Klemp v. K.W. Prunty
This text of 67 F. App'x 397 (Klemp v. K.W. Prunty) is published on Counsel Stack Legal Research, covering Court of Appeals for the Ninth Circuit primary law. Counsel Stack provides free access to over 12 million legal documents including statutes, case law, regulations, and constitutions.
Opinion
[398]*398MEMORANDUM
1. Appellant Cody Klemp is correct that Bunney v. Mitchell, 262 F.3d 973, 974 (9th Cir.2001), compelled calculation of the tolling period to include the thirty-day period following the decision of the California Supreme Court. However, as Klemp concedes, his petition was still untimely.
2. Klemp was not entitled to equitable tolling because he failed to “quickly ... return[ ] to federal court” after exhausting his state claims.

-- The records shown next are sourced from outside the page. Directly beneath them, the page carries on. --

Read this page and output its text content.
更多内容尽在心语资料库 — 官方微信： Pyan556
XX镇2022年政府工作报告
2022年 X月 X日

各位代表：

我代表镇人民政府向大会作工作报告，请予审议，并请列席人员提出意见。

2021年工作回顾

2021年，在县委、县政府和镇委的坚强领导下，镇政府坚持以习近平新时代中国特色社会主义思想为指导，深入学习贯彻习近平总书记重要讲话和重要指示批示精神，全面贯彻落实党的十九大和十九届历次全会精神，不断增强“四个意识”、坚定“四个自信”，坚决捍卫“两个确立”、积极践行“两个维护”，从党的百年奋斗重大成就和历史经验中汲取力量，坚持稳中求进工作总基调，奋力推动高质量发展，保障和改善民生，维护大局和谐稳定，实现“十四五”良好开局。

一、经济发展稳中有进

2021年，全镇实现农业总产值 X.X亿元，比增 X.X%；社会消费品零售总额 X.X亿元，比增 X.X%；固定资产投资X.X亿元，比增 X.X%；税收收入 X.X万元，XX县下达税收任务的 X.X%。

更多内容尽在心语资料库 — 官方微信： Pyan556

Guillory v. Roe, 329 F.3d 1015 (9th Cir.2003). In Guillory, we ruled that a seven-month delay in returning to federal court was dilatory. See Id. Klemp procrastinated for almost a full year.
3. Limited access to the law library, a change in work schedule and lack of access to documents in his father’s control are not sufficiently extraordinary to justify equitable tolling. See Frye v. Hickman, 273 F.3d 1144, 1146 (9th Cir.2001).
AFFIRMED.
This disposition is not appropriate for publication and may not be cited to or by the courts of this circuit except as provided by Ninth Circuit Rule 36-3.